There’s a premium on boldness in my mind and my culture.  Like make the big move, take the leap, go for the gusto.  Just Do It.  Like in my head there’s all these movie life-changer pivot moments where someone runs for the airport, or transforms their existence by putting on a suit, or shifts everything by grand pronouncement: “You had me at hello,” “Get busy living or get busy dying,” “God as my witness, I’ll never be hungry again!”
            Real life, my life, sometimes has moments like these, that feel sweeping and decisive, but then right afterwards there’s still socks to be matched and suspicious I-Tunes charges to be addressed and greying roots to embrace or dye over.  After “I do,” comes a lifetime of little inconveniences of co-existence, the toothbrush that doesn’t get put back in the holder, the failure to turn off lights upon departing the house, the saving of bizarre vegetarian leftovers for some mystery person who never eats them so the fridge is always full of inedible science experiments. 
            And there is love, and desire, and hope, and footwork.  That is the part that the movies leave out, the tremendous, daily, constant need for footwork.  Meaning, I gotta call the credit card company, and then Apple, and then figure out what my password is, so I can stop paying for something I never meant to pay for in the first place.  And how is my inner fairy princess goddess power woman supposed to thrive after that gauntlet? 

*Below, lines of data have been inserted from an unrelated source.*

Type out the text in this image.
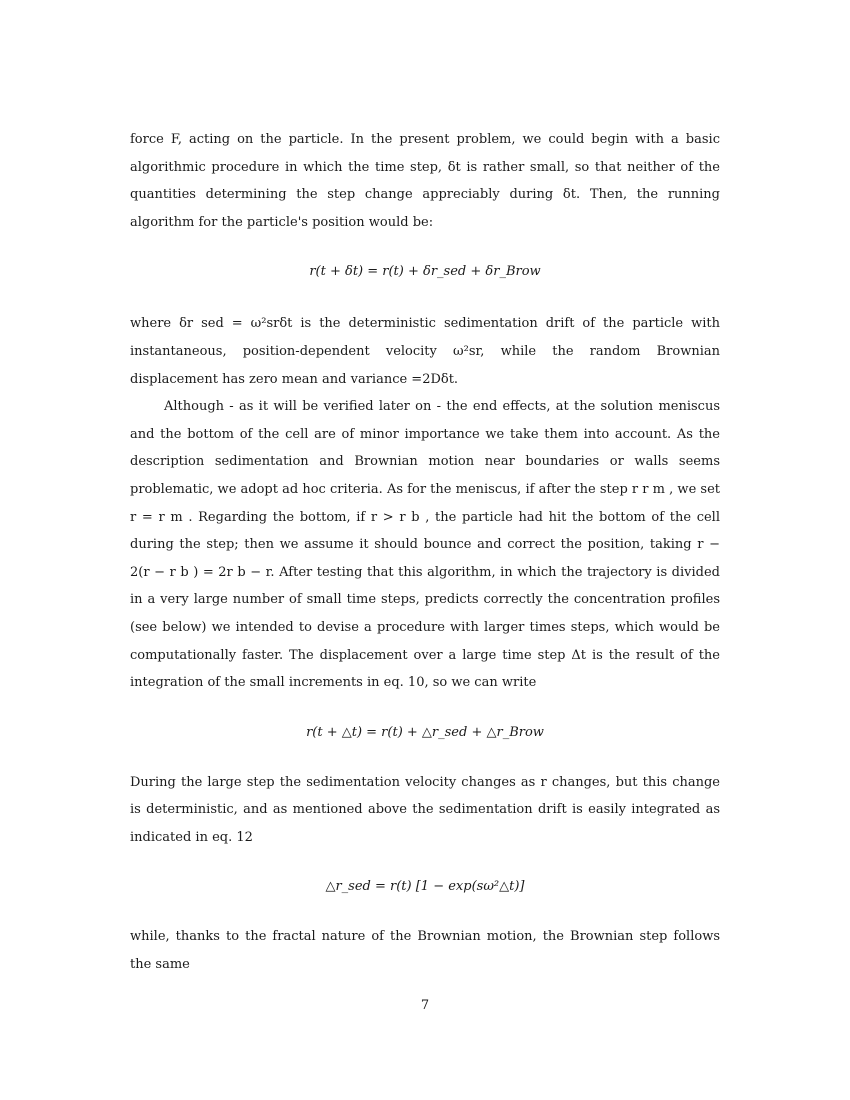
force F, acting on the particle. In the present problem, we could begin with a basic algorithmic procedure in which the time step, δt is rather small, so that neither of the quantities determining the step change appreciably during δt. Then, the running algorithm for the particle's position would be:

r(t + δt) = r(t) + δr_sed + δr_Brow

where δr sed = ω²srδt is the deterministic sedimentation drift of the particle with instantaneous, position-dependent velocity ω²sr, while the random Brownian displacement has zero mean and variance =2Dδt.

Although - as it will be verified later on - the end effects, at the solution meniscus and the bottom of the cell are of minor importance we take them into account. As the description sedimentation and Brownian motion near boundaries or walls seems problematic, we adopt ad hoc criteria. As for the meniscus, if after the step r r m , we set r = r m . Regarding the bottom, if r > r b , the particle had hit the bottom of the cell during the step; then we assume it should bounce and correct the position, taking r − 2(r − r b ) = 2r b − r. After testing that this algorithm, in which the trajectory is divided in a very large number of small time steps, predicts correctly the concentration profiles (see below) we intended to devise a procedure with larger times steps, which would be computationally faster. The displacement over a large time step Δt is the result of the integration of the small increments in eq. 10, so we can write

r(t + △t) = r(t) + △r_sed + △r_Brow

During the large step the sedimentation velocity changes as r changes, but this change is deterministic, and as mentioned above the sedimentation drift is easily integrated as indicated in eq. 12

△r_sed = r(t) [1 − exp(sω²△t)]

while, thanks to the fractal nature of the Brownian motion, the Brownian step follows the same

7
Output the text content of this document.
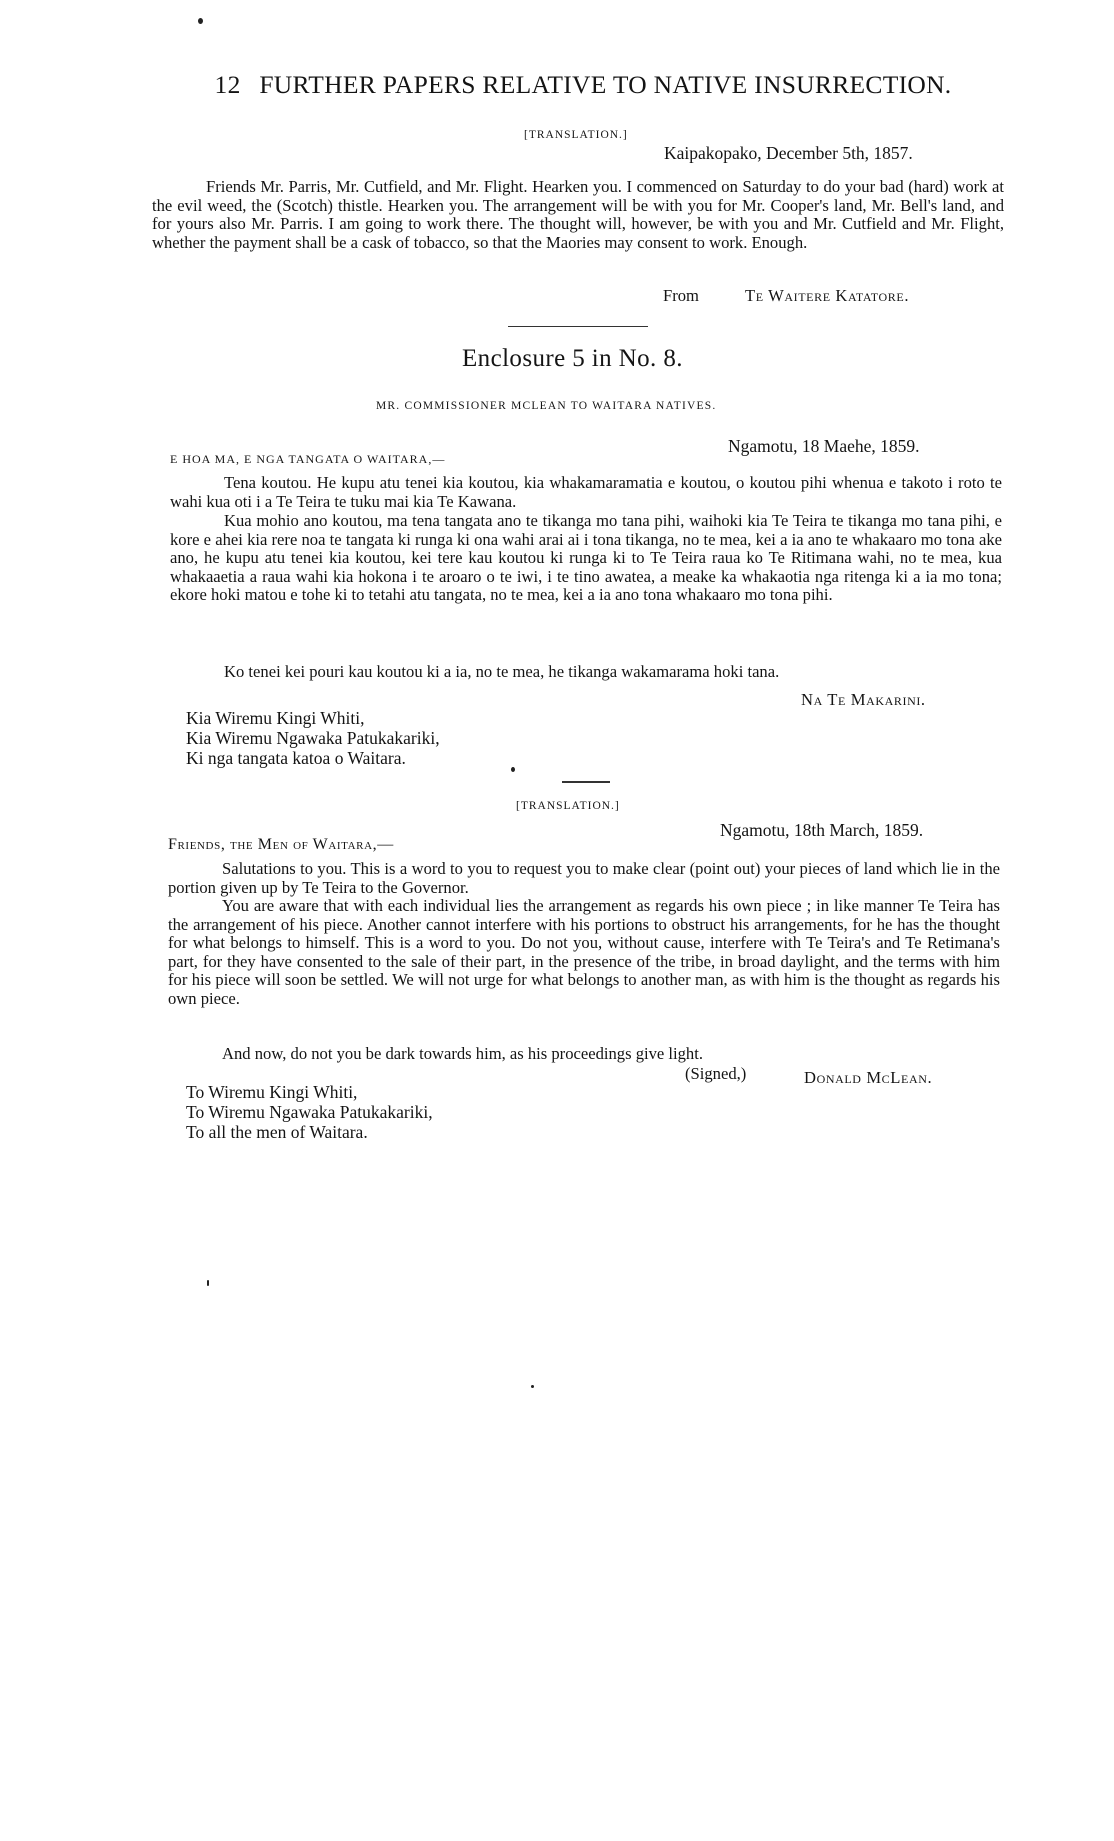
12 FURTHER PAPERS RELATIVE TO NATIVE INSURRECTION.
[TRANSLATION.]
Kaipakopako, December 5th, 1857.

Friends Mr. Parris, Mr. Cutfield, and Mr. Flight. Hearken you. I commenced on Saturday to do your bad (hard) work at the evil weed, the (Scotch) thistle. Hearken you. The arrangement will be with you for Mr. Cooper's land, Mr. Bell's land, and for yours also Mr. Parris. I am going to work there. The thought will, however, be with you and Mr. Cutfield and Mr. Flight, whether the payment shall be a cask of tobacco, so that the Maories may consent to work. Enough.

From	Te Waitere Katatore.
Enclosure 5 in No. 8.
MR. COMMISSIONER MCLEAN TO WAITARA NATIVES.
Ngamotu, 18 Maehe, 1859.
E HOA MA, E NGA TANGATA O WAITARA,—

Tena koutou. He kupu atu tenei kia koutou, kia whakamaramatia e koutou, o koutou pihi whenua e takoto i roto te wahi kua oti i a Te Teira te tuku mai kia Te Kawana.

Kua mohio ano koutou, ma tena tangata ano te tikanga mo tana pihi, waihoki kia Te Teira te tikanga mo tana pihi, e kore e ahei kia rere noa te tangata ki runga ki ona wahi arai ai i tona tikanga, no te mea, kei a ia ano te whakaaro mo tona ake ano, he kupu atu tenei kia koutou, kei tere kau koutou ki runga ki to Te Teira raua ko Te Ritimana wahi, no te mea, kua whakaaetia a raua wahi kia hokona i te aroaro o te iwi, i te tino awatea, a meake ka whakaotia nga ritenga ki a ia mo tona; ekore hoki matou e tohe ki to tetahi atu tangata, no te mea, kei a ia ano tona whakaaro mo tona pihi.

Ko tenei kei pouri kau koutou ki a ia, no te mea, he tikanga wakamarama hoki tana.

Na Te Makarini.
Kia Wiremu Kingi Whiti,
Kia Wiremu Ngawaka Patukakariki,
Ki nga tangata katoa o Waitara.
[TRANSLATION.]
Ngamotu, 18th March, 1859.
Friends, the Men of Waitara,—

Salutations to you. This is a word to you to request you to make clear (point out) your pieces of land which lie in the portion given up by Te Teira to the Governor.

You are aware that with each individual lies the arrangement as regards his own piece ; in like manner Te Teira has the arrangement of his piece. Another cannot interfere with his portions to obstruct his arrangements, for he has the thought for what belongs to himself. This is a word to you. Do not you, without cause, interfere with Te Teira's and Te Retimana's part, for they have consented to the sale of their part, in the presence of the tribe, in broad daylight, and the terms with him for his piece will soon be settled. We will not urge for what belongs to another man, as with him is the thought as regards his own piece.

And now, do not you be dark towards him, as his proceedings give light.

(Signed,)	Donald McLean.
To Wiremu Kingi Whiti,
To Wiremu Ngawaka Patukakariki,
To all the men of Waitara.
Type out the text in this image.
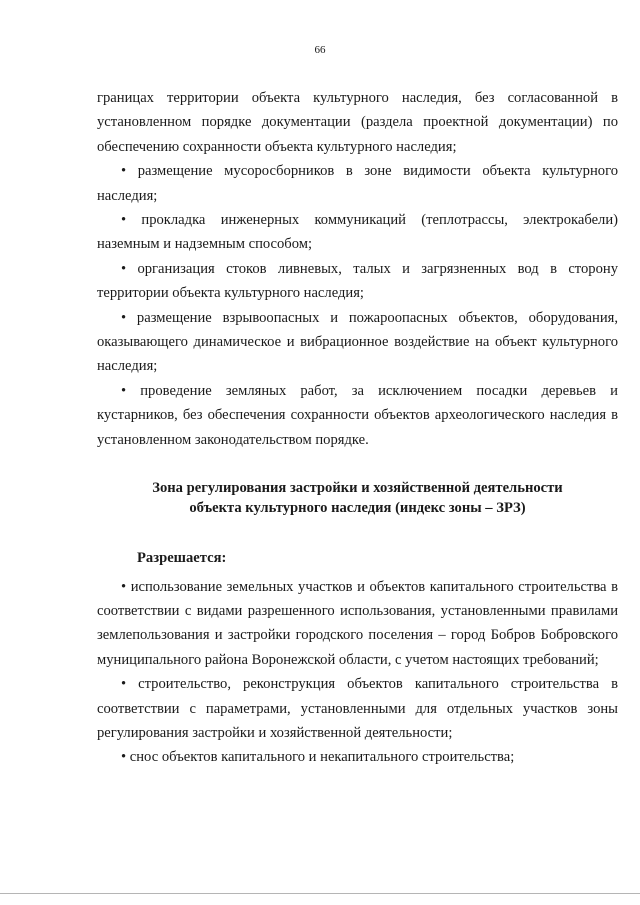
66

границах территории объекта культурного наследия, без согласованной в установленном порядке документации (раздела проектной документации) по обеспечению сохранности объекта культурного наследия;

• размещение мусоросборников в зоне видимости объекта культурного наследия;

• прокладка инженерных коммуникаций (теплотрассы, электрокабели) наземным и надземным способом;

• организация стоков ливневых, талых и загрязненных вод в сторону территории объекта культурного наследия;

• размещение взрывоопасных и пожароопасных объектов, оборудования, оказывающего динамическое и вибрационное воздействие на объект культурного наследия;

• проведение земляных работ, за исключением посадки деревьев и кустарников, без обеспечения сохранности объектов археологического наследия в установленном законодательством порядке.

Зона регулирования застройки и хозяйственной деятельности
объекта культурного наследия (индекс зоны – ЗРЗ)

Разрешается:

• использование земельных участков и объектов капитального строительства в соответствии с видами разрешенного использования, установленными правилами землепользования и застройки городского поселения – город Бобров Бобровского муниципального района Воронежской области, с учетом настоящих требований;

• строительство, реконструкция объектов капитального строительства в соответствии с параметрами, установленными для отдельных участков зоны регулирования застройки и хозяйственной деятельности;

• снос объектов капитального и некапитального строительства;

            The torrent of daily crap one must slog through, the illnesses, the holidays, the elections that don’t go my way, the socks that never ever show up, can really interfere with a magical existence.  An appreciation for life and a bold focus on my deeper purpose, whatever that is.  So I gotta tank up on the stuff that feeds that part too.  I gotta hike, sleep, eat well, be with my peeps, snuggle a lot, read good books, meditate, stay away from shows and other stuff that drains, and ask for help.  Gotta check in regularly with the bold me, the essential me, the one I love like a mom loves her child and say, “what can we do today to take care of you?  How can we make it a little bit sweeter, more comfy, for you to trudge this earthly road?”  And then I breathe in and out, deeply, and then I go do what must be done.